Sharing your subscription
A ChatGPT subscription is strictly personal. One subscription, one user. Sharing yours breaks OpenAI's terms of service.
That also covers account pooling and account rotation, where several people share the same credentials to dodge rate limits.
Running it in automation
Automation (CI, runners, schedulers) should run on per-token pricing, not a subscription. Once a system calls the OpenAI API with your token while you're not in the loop, the usage stops being personal. No unattended production system should run on a ChatGPT subscription.
Serving other users
For now, you can point an autonomous agent like OpenClaw or Hermes at your ChatGPT subscription, as long as it only talks to you.
The moment that agent starts chatting with other people, or serving them in any way, it turns into a team use case, and that inference should be paid per usage.
Putting it in a commercial product
Same logic here. Making an LLM call authenticated with an individual ChatGPT subscription inside a product you ship breaks OpenAI's terms.
That access is subsidized, and reselling it in any form isn't what it's meant for. If you've built something just for yourself and you're the only user, you're probably fine.
The bottom line
A ChatGPT subscription is personal. Anything that stretches past personal use can get you restricted or banned. If you're not sure your usage counts, move it to pay-as-you-go.
If you want to keep the subscription for your own work and fall back to per-token pricing for everything else, that's what Manifest is built for. It connects your subscriptions and your API keys in one place and routes each request to the right one, so the personal stuff stays personal and the rest runs on tokens you pay for.
Top comments (1)
I think posts like this are useful because they highlight a real gap between policy language and user experience, but the framing often leans too heavily on “bans happen randomly,” which can be misleading.

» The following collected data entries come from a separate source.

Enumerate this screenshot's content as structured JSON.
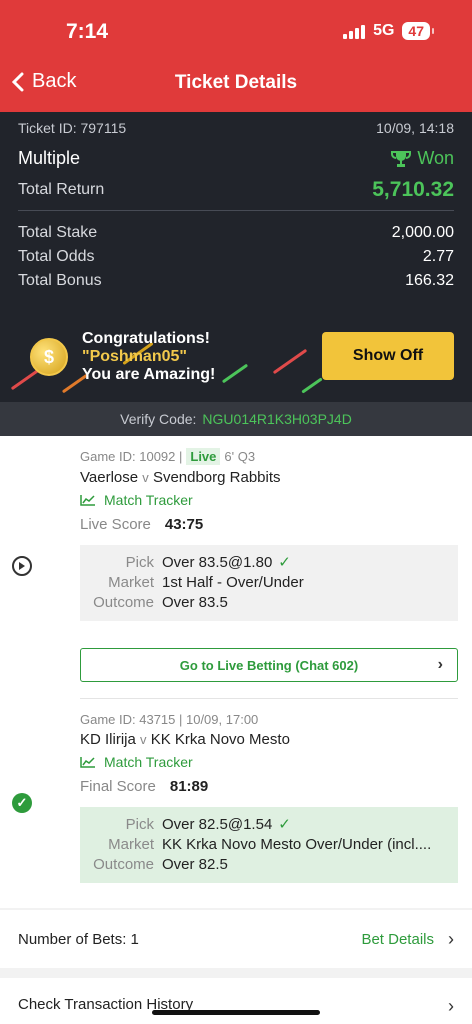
{
  "status_bar": {
    "time": "7:14",
    "network": "5G",
    "battery": "47"
  },
  "nav": {
    "back_label": "Back",
    "title": "Ticket Details"
  },
  "ticket": {
    "id_label": "Ticket ID: 797115",
    "datetime": "10/09, 14:18",
    "type": "Multiple",
    "result": "Won",
    "total_return_label": "Total Return",
    "total_return": "5,710.32",
    "stake_label": "Total Stake",
    "stake": "2,000.00",
    "odds_label": "Total Odds",
    "odds": "2.77",
    "bonus_label": "Total Bonus",
    "bonus": "166.32"
  },
  "promo": {
    "line1": "Congratulations!",
    "line2": "\"Poshman05\"",
    "line3": "You are Amazing!",
    "button": "Show Off"
  },
  "verify": {
    "label": "Verify Code:",
    "code": "NGU014R1K3H03PJ4D"
  },
  "bets": [
    {
      "game_id": "Game ID: 10092 |",
      "live": "Live",
      "time_info": "6' Q3",
      "home": "Vaerlose",
      "v": "v",
      "away": "Svendborg Rabbits",
      "tracker": "Match Tracker",
      "score_label": "Live Score",
      "score": "43:75",
      "pick_label": "Pick",
      "pick": "Over 83.5@1.80",
      "market_label": "Market",
      "market": "1st Half - Over/Under",
      "outcome_label": "Outcome",
      "outcome": "Over 83.5",
      "live_button": "Go to Live Betting (Chat 602)"
    },
    {
      "game_id": "Game ID: 43715 | 10/09, 17:00",
      "home": "KD Ilirija",
      "v": "v",
      "away": "KK Krka Novo Mesto",
      "tracker": "Match Tracker",
      "score_label": "Final Score",
      "score": "81:89",
      "pick_label": "Pick",
      "pick": "Over 82.5@1.54",
      "market_label": "Market",
      "market": "KK Krka Novo Mesto Over/Under (incl....",
      "outcome_label": "Outcome",
      "outcome": "Over 82.5"
    }
  ],
  "footer": {
    "num_bets_label": "Number of Bets: 1",
    "bet_details": "Bet Details",
    "history": "Check Transaction History"
  },
  "colors": {
    "header_red": "#e03a3a",
    "dark_bg": "#21242b",
    "accent_green": "#4cc45a",
    "button_yellow": "#f2c43a"
  }
}
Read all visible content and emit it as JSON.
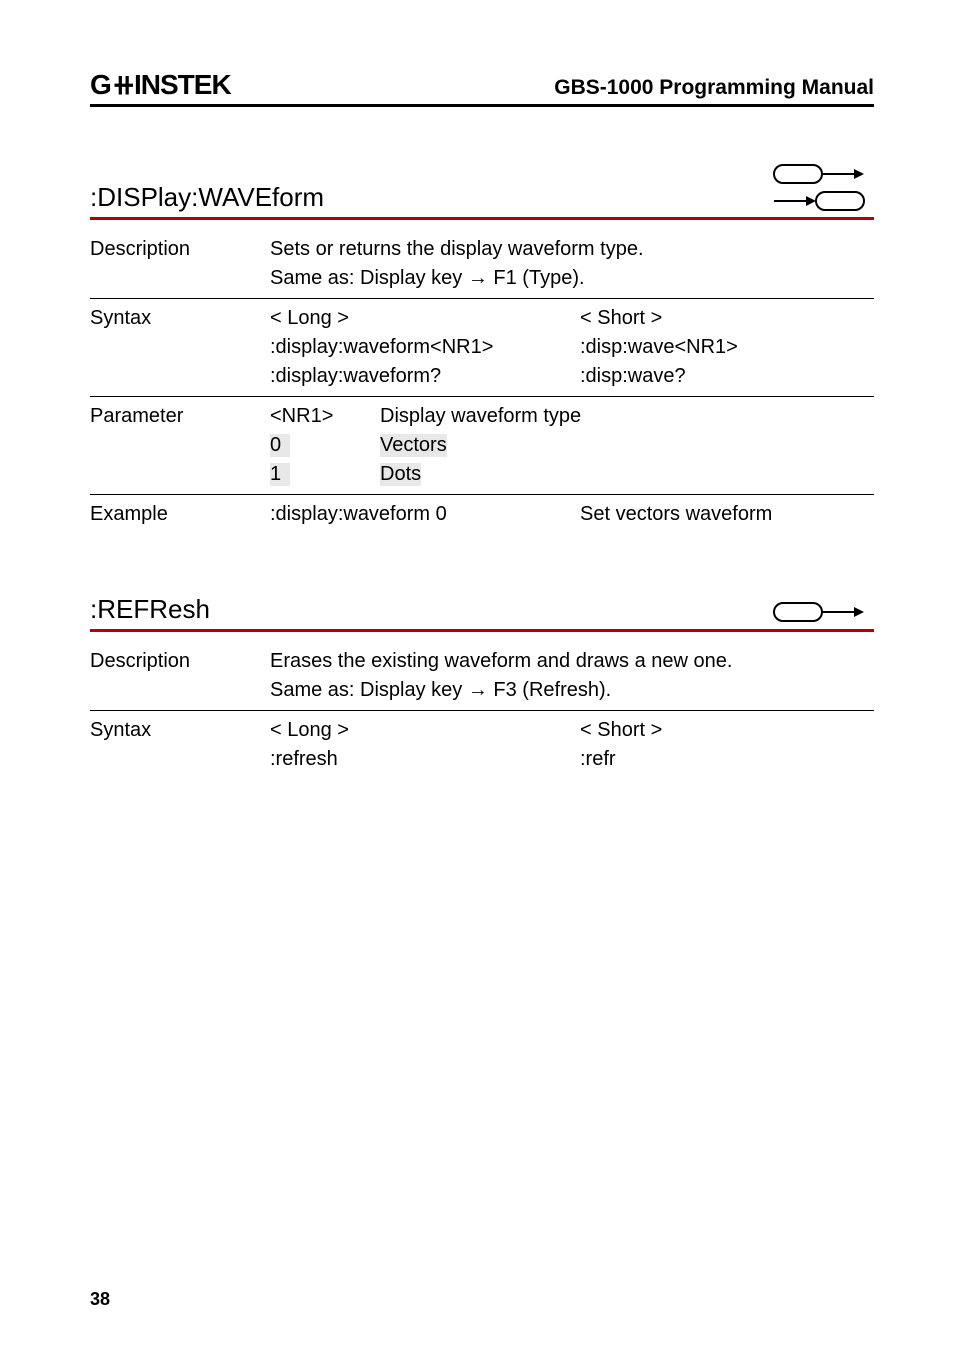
{
  "header": {
    "logo_html": "G<span style='font-size:22px;position:relative;top:-2px;'>⟂</span>INSTEK",
    "logo_text": "GWINSTEK",
    "manual_title": "GBS-1000 Programming Manual"
  },
  "section1": {
    "heading": ":DISPlay:WAVEform",
    "desc_label": "Description",
    "desc_line1": "Sets or returns the display waveform type.",
    "desc_line2": "Same as: Display key → F1 (Type).",
    "syntax_label": "Syntax",
    "long_label": "< Long >",
    "short_label": "< Short >",
    "long1": ":display:waveform<NR1>",
    "short1": ":disp:wave<NR1>",
    "long2": ":display:waveform?",
    "short2": ":disp:wave?",
    "param_label": "Parameter",
    "param_nr1": "<NR1>",
    "param_nr1_desc": "Display waveform type",
    "param_0": "0",
    "param_0_desc": "Vectors",
    "param_1": "1",
    "param_1_desc": "Dots",
    "example_label": "Example",
    "example_cmd": ":display:waveform 0",
    "example_desc": "Set vectors waveform"
  },
  "section2": {
    "heading": ":REFResh",
    "desc_label": "Description",
    "desc_line1": "Erases the existing waveform and draws a new one.",
    "desc_line2": "Same as: Display key → F3 (Refresh).",
    "syntax_label": "Syntax",
    "long_label": "< Long >",
    "short_label": "< Short >",
    "long1": ":refresh",
    "short1": ":refr"
  },
  "page_number": "38"
}
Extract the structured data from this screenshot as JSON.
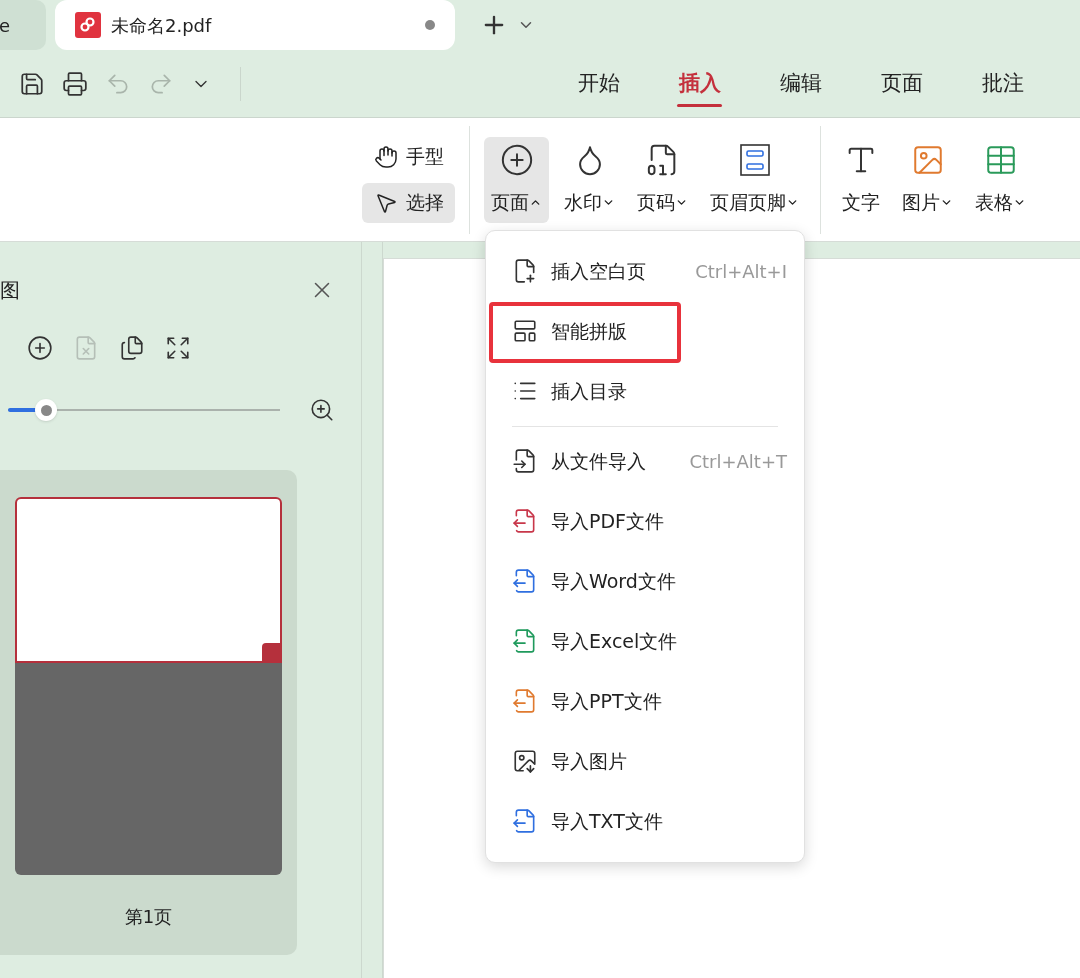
{
  "doc_tabs": [
    {
      "title": "e",
      "selected": false
    },
    {
      "title": "未命名2.pdf",
      "selected": true,
      "unsaved": true
    }
  ],
  "quick_access": [
    {
      "kind": "save",
      "disabled": false
    },
    {
      "kind": "print",
      "disabled": false
    },
    {
      "kind": "undo",
      "disabled": true
    },
    {
      "kind": "redo",
      "disabled": true
    },
    {
      "kind": "more",
      "disabled": false
    }
  ],
  "menu_tabs": [
    {
      "label": "开始",
      "selected": false
    },
    {
      "label": "插入",
      "selected": true
    },
    {
      "label": "编辑",
      "selected": false
    },
    {
      "label": "页面",
      "selected": false
    },
    {
      "label": "批注",
      "selected": false
    }
  ],
  "tools": [
    {
      "kind": "hand",
      "label": "手型",
      "selected": false
    },
    {
      "kind": "select",
      "label": "选择",
      "selected": true
    }
  ],
  "ribbon_groups": [
    [
      {
        "kind": "page",
        "label": "页面",
        "dropdown": true,
        "expanded": true
      },
      {
        "kind": "watermark",
        "label": "水印",
        "dropdown": true,
        "expanded": false
      },
      {
        "kind": "page-number",
        "label": "页码",
        "dropdown": true,
        "expanded": false
      },
      {
        "kind": "header-footer",
        "label": "页眉页脚",
        "dropdown": true,
        "expanded": false
      }
    ],
    [
      {
        "kind": "text",
        "label": "文字",
        "dropdown": false,
        "expanded": false
      },
      {
        "kind": "image",
        "label": "图片",
        "dropdown": true,
        "expanded": false
      },
      {
        "kind": "table",
        "label": "表格",
        "dropdown": true,
        "expanded": false
      }
    ]
  ],
  "side_panel": {
    "title": "图",
    "tools": [
      {
        "kind": "add",
        "disabled": false
      },
      {
        "kind": "delete",
        "disabled": true
      },
      {
        "kind": "replace",
        "disabled": false
      },
      {
        "kind": "extract",
        "disabled": false
      }
    ],
    "zoom": {
      "level": 0.14
    },
    "thumbnails": [
      {
        "label": "第1页",
        "selected": true
      }
    ]
  },
  "dropdown": {
    "groups": [
      [
        {
          "kind": "blank-page",
          "label": "插入空白页",
          "shortcut": "Ctrl+Alt+I",
          "highlighted": false
        },
        {
          "kind": "smart-layout",
          "label": "智能拼版",
          "highlighted": true
        },
        {
          "kind": "toc",
          "label": "插入目录",
          "highlighted": false
        }
      ],
      [
        {
          "kind": "from-file",
          "label": "从文件导入",
          "shortcut": "Ctrl+Alt+T",
          "highlighted": false
        },
        {
          "kind": "pdf",
          "label": "导入PDF文件",
          "highlighted": false
        },
        {
          "kind": "word",
          "label": "导入Word文件",
          "highlighted": false
        },
        {
          "kind": "excel",
          "label": "导入Excel文件",
          "highlighted": false
        },
        {
          "kind": "ppt",
          "label": "导入PPT文件",
          "highlighted": false
        },
        {
          "kind": "image",
          "label": "导入图片",
          "highlighted": false
        },
        {
          "kind": "txt",
          "label": "导入TXT文件",
          "highlighted": false
        }
      ]
    ]
  }
}
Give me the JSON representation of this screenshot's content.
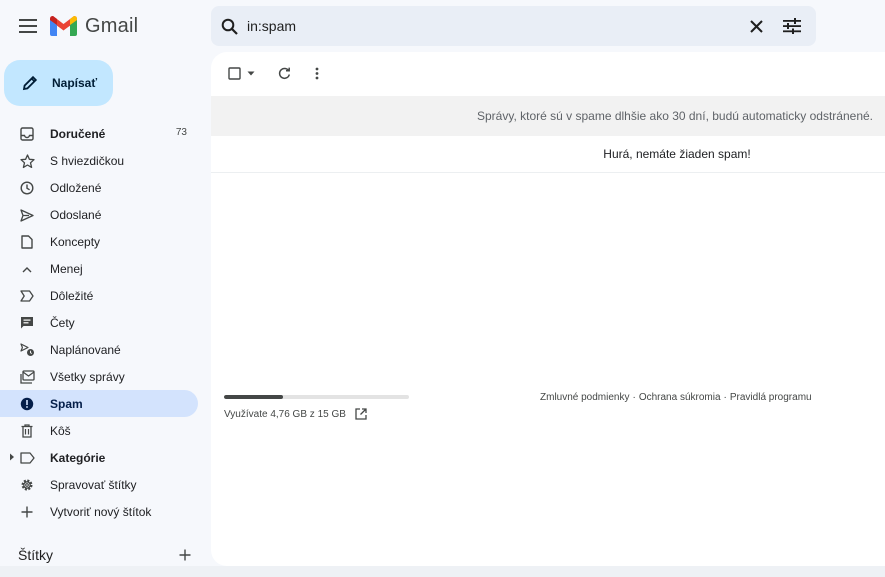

In practice, account enforcement usually comes from automated risk signals, abuse classifiers, or ToS boundary cases—not a single obvious user action. The problem is that these systems are largely opaque, so from the outside it feels arbitrary even when it isn’t.
What’s missing in most discussions is:
clear categorization of what actually triggers enforcement (content type, automation patterns, billing anomalies, etc.)
transparency on appeal outcomes (why decisions are upheld/reversed)
better user-side observability before hitting a hard ban state
So while the concern is valid, the real issue is less “getting banned for no reason” and more “lack of visibility into enforcement rules until after the fact.”
More clarity here would reduce a lot of confusion in the dev community.